One of the biggest questions surrounding the Nintendo Switch is about the Virtual Console. Details about what’s next for the long-running service aren’t just scarce, they’re practically nonexistent. All we know at the moment are that the online service will come with free monthly Virtual Console games with online play, and that maybe, sometime in the future we might see GameCube games debut. The GameCube rumor has been floating out in the videogame ether for a while, but only recently has Nintendo come anywhere close to confirming, or even commenting on it. Whether or not GameCube games will hit the downloadable marketplace is hardly the most important issue facing the Virtual Console.
Nostalgia sells, and Nintendo knows it. The NES Classic Mini has been in the headlines since it released, although recently rumors around the device have been more troubling than optimistic. Still, the device highlights many problems with the Virtual Console, problems that should be addressed after the service seemed to lose a lot of clout during its Wii U tenure.
First of all, quality control. It’s no secret the Virtual Console runs off of emulation, and the emulation on the Wii U and 3DS is not great. The colors are dark and the resolution is off. Image comparisons between the Wii U and NES Classic Mini are like night and day. Outside software has also exposed these flaws, such as the Mega Man Legacy Collection. Even on the 3DS, game preservationist Frank Cifaldi and his team made the Virtual Console Mega Man games look like sloppy ports from a bygone era.
Nintendo also needs to find a sweet spot between functionality and presentation.
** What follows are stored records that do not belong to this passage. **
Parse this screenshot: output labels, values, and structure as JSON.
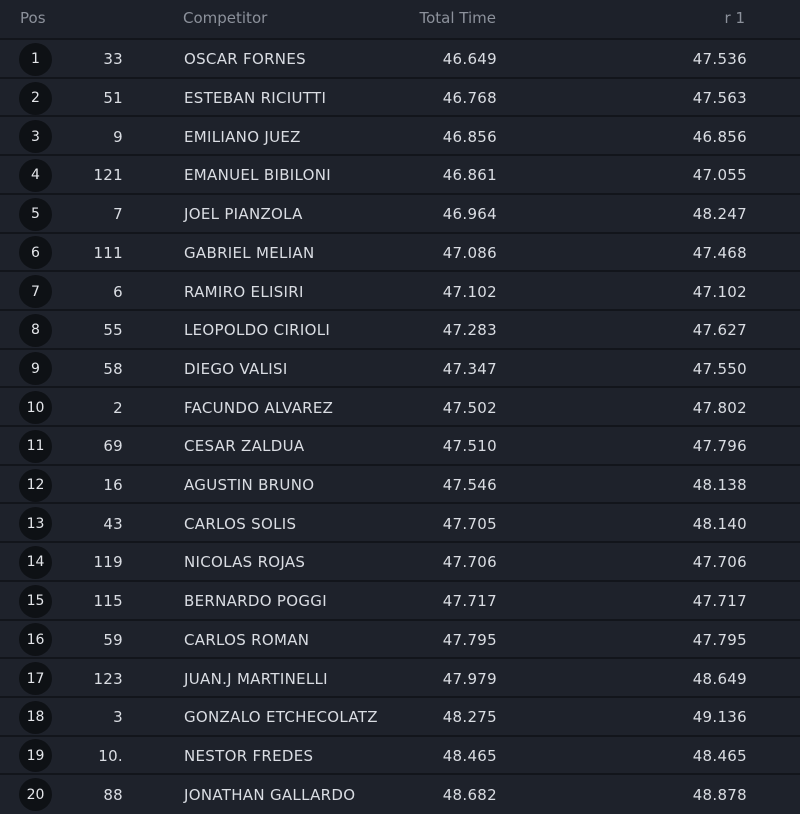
{
  "header": {
    "pos": "Pos",
    "competitor": "Competitor",
    "total_time": "Total Time",
    "r1": "r 1"
  },
  "rows": [
    [
      "1",
      "33",
      "OSCAR FORNES",
      "46.649",
      "47.536"
    ],
    [
      "2",
      "51",
      "ESTEBAN RICIUTTI",
      "46.768",
      "47.563"
    ],
    [
      "3",
      "9",
      "EMILIANO JUEZ",
      "46.856",
      "46.856"
    ],
    [
      "4",
      "121",
      "EMANUEL BIBILONI",
      "46.861",
      "47.055"
    ],
    [
      "5",
      "7",
      "JOEL PIANZOLA",
      "46.964",
      "48.247"
    ],
    [
      "6",
      "111",
      "GABRIEL MELIAN",
      "47.086",
      "47.468"
    ],
    [
      "7",
      "6",
      "RAMIRO ELISIRI",
      "47.102",
      "47.102"
    ],
    [
      "8",
      "55",
      "LEOPOLDO CIRIOLI",
      "47.283",
      "47.627"
    ],
    [
      "9",
      "58",
      "DIEGO VALISI",
      "47.347",
      "47.550"
    ],
    [
      "10",
      "2",
      "FACUNDO ALVAREZ",
      "47.502",
      "47.802"
    ],
    [
      "11",
      "69",
      "CESAR ZALDUA",
      "47.510",
      "47.796"
    ],
    [
      "12",
      "16",
      "AGUSTIN BRUNO",
      "47.546",
      "48.138"
    ],
    [
      "13",
      "43",
      "CARLOS SOLIS",
      "47.705",
      "48.140"
    ],
    [
      "14",
      "119",
      "NICOLAS ROJAS",
      "47.706",
      "47.706"
    ],
    [
      "15",
      "115",
      "BERNARDO POGGI",
      "47.717",
      "47.717"
    ],
    [
      "16",
      "59",
      "CARLOS ROMAN",
      "47.795",
      "47.795"
    ],
    [
      "17",
      "123",
      "JUAN.J MARTINELLI",
      "47.979",
      "48.649"
    ],
    [
      "18",
      "3",
      "GONZALO ETCHECOLATZ",
      "48.275",
      "49.136"
    ],
    [
      "19",
      "10.",
      "NESTOR FREDES",
      "48.465",
      "48.465"
    ],
    [
      "20",
      "88",
      "JONATHAN GALLARDO",
      "48.682",
      "48.878"
    ]
  ]
}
One of the biggest Virtual Console controversies is Nintendo’s seemingly odd stance on putting Game Boy Advance games on the 3DS. The problem was that, with a GBA ROM packed into Nintendo’s Virtual Console user interface, the games couldn’t run. Members of the Ambassador Program, Nintendo’s way to make up for the early 3DS price drop, did receive GBA games, but they did not have the same features as the rest of the included legacy software. Even SNES games are exclusive to the New 3DS, with a new mode that preserves the games’ original pixel resolution, but no doubt taxes the handheld to the limits of Nintendo’s quality assurance.
Variety and software availability is another glaring hole. Understandable is Nintendo’s hesitation to just dump all the games at once into the service. Not understandable have been the enormous gaps of releases over weeks and sometimes months. How Nintendo has managed to not even have a full library of first-party software on any of the three Virtual Console platforms is mind-boggling.
Finally, Nintendo really needs to figure out ownership. As we all know,if you buy a PSOne Classic on a Sony platform, you are entitled to the game across all supported platforms. Sure, the PS4 somehow doesn’t include those games yet, but anyone with a Vita, PS3, PSP, or PlayStation TV can buy a game once and run it on most of those systems. Nintendo tried to make good on its uncooperative infrastructure with discounts, but paying for the same games multiple times over makes people look elsewhere.
Ultimately, what the Virtual Console is lacking and what Nintendo needs to figure out for the Switch is consistency. Games need to run well, have the expected features and be accessible in ways that are user-friendly, and make sense. Having multiple platforms run different games in different ways is confusing and cumbersome, and introducing new consoles to the service without ironing out the details is only going to help erode the hardcore Nintendo base. Having GameCube games will be cool and all, but if the Switch wants to truly succeed, we should be able to look at it and consider it the definitive platform to access the full breadth of Nintendo’s content.